I have been thinking more about the link between underlying health issues and the overt behaviour we see in our dogs. I have now worked with many different dogs, quite a few of which have been rescues I took in to train before they went to their new homes. Many of these dogs had extreme behaviour problems that required considerable work to modify, sometimes with only limited success. For the first several years I used solely training techniques, based on positive training methods, to help these animals. It has only been in the last couple of years that I have been including a health component to the rehab program. Since doing so, I have seen much greater progress, and typically with less work.
For the last two years, I have been studying homeopathy. This was a new concept to me when first introduced, although I had worked with a number of holistic practitioners, prior to actually studying this modality, who included homeopathy in their repertoire. I have found it to be an incredible tool and resource, and am a devoted advocate.
That said, I am wondering if my focus on homeopathy and chronic disease led me to overlook something more obvious in my dog Mira.
I had noticed upon picking her up that she had some reactive behaviour, and was also very domineering with the other puppies in the litter. Mira was mini, but she was mighty, and was definitely alpha among her siblings. Furthermore, she was the most wild and outgoing. At five weeks she had climbed out of the whelping pen and no one could contain her after that. As such, she had free reign of the house and did as she pleased for the next two months. By the time I brought her home, she was well entrenched into patterns of taking flying leaps to the counter or table tops, and climbing out of or over just about anything. I should point out that she was all of 8lbs, smaller than my cats.
Many of these behaviours – the not being able to be contained, escaping from everything, the wildness, the reactiveness, and the bullying of her siblings – are symptoms chronic disease. Since Mira was naturally reared, this imbalance in her life force was likely inherited vaccinosis. Her parents apparently received limited vaccines, but nevertheless, Mira seemed to have received the brunt of it.

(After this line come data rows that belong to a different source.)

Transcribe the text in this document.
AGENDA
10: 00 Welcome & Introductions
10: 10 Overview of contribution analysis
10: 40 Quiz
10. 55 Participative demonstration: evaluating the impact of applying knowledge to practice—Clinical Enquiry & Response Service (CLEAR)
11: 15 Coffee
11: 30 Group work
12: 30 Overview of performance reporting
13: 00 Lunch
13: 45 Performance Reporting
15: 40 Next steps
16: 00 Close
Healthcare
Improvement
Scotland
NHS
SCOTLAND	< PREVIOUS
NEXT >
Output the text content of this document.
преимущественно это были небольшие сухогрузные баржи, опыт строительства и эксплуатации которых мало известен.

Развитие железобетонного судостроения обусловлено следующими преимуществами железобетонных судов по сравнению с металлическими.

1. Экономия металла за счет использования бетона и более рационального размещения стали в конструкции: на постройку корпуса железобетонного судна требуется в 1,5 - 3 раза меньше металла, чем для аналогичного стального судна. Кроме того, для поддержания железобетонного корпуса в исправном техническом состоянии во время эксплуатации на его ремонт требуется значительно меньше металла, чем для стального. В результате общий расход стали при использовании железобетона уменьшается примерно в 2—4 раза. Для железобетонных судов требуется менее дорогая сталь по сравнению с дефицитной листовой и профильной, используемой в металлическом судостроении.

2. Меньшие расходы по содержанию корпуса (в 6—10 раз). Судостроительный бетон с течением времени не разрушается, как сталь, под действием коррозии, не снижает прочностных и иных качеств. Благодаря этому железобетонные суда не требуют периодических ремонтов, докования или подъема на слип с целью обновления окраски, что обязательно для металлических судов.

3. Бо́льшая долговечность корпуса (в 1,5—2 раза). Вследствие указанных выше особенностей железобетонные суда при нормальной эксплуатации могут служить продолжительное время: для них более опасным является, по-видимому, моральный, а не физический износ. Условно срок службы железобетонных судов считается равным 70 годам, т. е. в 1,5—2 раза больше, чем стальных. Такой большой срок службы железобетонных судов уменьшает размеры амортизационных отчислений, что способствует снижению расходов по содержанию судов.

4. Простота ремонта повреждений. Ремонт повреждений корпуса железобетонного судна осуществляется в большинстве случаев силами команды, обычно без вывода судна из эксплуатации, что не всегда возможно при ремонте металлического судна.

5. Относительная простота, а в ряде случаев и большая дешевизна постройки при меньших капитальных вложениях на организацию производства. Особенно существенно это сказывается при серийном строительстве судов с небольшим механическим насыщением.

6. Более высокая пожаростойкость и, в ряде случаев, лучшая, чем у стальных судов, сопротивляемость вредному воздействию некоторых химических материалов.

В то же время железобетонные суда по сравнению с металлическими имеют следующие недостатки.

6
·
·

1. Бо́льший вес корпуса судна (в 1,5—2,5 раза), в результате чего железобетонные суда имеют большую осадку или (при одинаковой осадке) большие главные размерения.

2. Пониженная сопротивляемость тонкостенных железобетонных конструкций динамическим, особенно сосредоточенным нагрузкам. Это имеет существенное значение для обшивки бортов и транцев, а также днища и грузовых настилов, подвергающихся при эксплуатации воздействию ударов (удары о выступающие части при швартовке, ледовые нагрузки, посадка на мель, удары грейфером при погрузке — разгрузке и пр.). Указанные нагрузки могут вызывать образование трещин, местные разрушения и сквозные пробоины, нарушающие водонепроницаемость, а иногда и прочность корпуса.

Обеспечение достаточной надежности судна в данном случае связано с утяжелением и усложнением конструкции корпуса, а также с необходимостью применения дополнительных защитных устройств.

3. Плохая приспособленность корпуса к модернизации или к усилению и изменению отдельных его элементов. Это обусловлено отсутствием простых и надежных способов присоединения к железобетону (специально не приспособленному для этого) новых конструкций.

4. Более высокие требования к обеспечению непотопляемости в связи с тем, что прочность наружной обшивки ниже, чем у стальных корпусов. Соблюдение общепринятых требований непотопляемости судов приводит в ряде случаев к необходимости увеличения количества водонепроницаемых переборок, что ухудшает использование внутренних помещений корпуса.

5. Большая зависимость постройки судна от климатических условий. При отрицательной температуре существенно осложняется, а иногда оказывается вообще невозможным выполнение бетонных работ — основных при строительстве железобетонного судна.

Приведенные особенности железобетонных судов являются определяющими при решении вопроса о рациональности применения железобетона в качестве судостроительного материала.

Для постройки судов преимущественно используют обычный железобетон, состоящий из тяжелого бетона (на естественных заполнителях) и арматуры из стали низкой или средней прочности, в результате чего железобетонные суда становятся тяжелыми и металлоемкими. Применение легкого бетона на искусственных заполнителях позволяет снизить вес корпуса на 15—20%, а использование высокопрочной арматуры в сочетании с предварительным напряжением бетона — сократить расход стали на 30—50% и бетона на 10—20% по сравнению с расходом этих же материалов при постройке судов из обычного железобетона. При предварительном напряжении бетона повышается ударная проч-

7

By 14 weeks, she was presenting a whole collection of behaviours that had me very concerned. Much of it was fear based, with a good dose of aggression mixed in. I was quite dismayed and struggled for a long time about what to do with her. Should I keep working with her? Should I send her back? Should I rehome her? I maintained some optimism that I could work her through this and that eventually she would turn into a nice dog. Then at around 7-8 months, she started showing signs of a weak hind end.
In hindsight, I feel horrible that I didn’t do something sooner. At the time, my first impulse was that this crazy puppy was also dysplastic. I was heart broken and very frustrated, and debated long and hard about what the best thing to do was. I am back in school full-time and am operating on a very small budget, and x-ray costs are astronomical around here. Again I considered sending her back to the breeder, and also asked the breeder for help with her medical bills. But I couldn’t go through with the former, and was refused the latter as that had not been part of our agreement.
Eventually I decided to go to the chiropractor and have her thoroughly assessed. The news wasn’t optimistic, but Mira was adjusted and we were sent home with a low impact exercise program. Well, as I have commented several times now, the change in this dog is mind boggling. Most of her problem behaviours stopped almost overnight, and the second visit to the chiro revealed a considerable change in her hind end musculature. Apparently she is now weight bearing symmetrically and has gain tremendous muscle mass.
I now am wondering if many of Mira’s fear aggressive behaviours were linked to being in chronic pain. Of course her early habit of escaping from the pen is definitely a symptom of rabies vaccinosis, but many of her other issues may have been caused, or at least exacerbated, by pain. I had never even once considered this because she didn’t show any overt signs of discomfort until she was nearly 8 months old. It is quite possible, however, that she hurt herself as a small puppy while engaged in her escape artist antics.
Trying to figure out the cause of behaviour is often like looking for a needle in a haystack, and the most obvious reason is not always the cause. Years ago I took my old Jake to a really fantastic acupuncturist who told me that every dog she treated was in pain, and nearly every one of them was aggressive. Jake had been aggressive for years, but he also had a lot of chronic pain. Perhaps this is what was going on with Mira as well. She is still a little skiddish and has some remaining unresolved fear issues, but if she associated pain with everything in her environment, it’s going to take some time to let that go. I am continuing to treat her homeopathically, and hope to sometime soon have her hips x-rayed to find out if there is an underlying chronic problem, or her discomfort was caused by an accident.
Of course I will continue to treat her homeopathically because I do firmly believe it makes a difference and she still has room for improvement. But in the future I am going to remember the cardinal rule of homeopathy: take into account the WHOLE picture. Obviously I had blinders on when assessing Mira and didn’t do this. An animal communicator once told me that Mira was here as a teacher of health for me, and I have to say, this is one lesson that I obviously really needed to learn. I’m sorry she had to suffer in order for that to happen, but I am eternally grateful in return.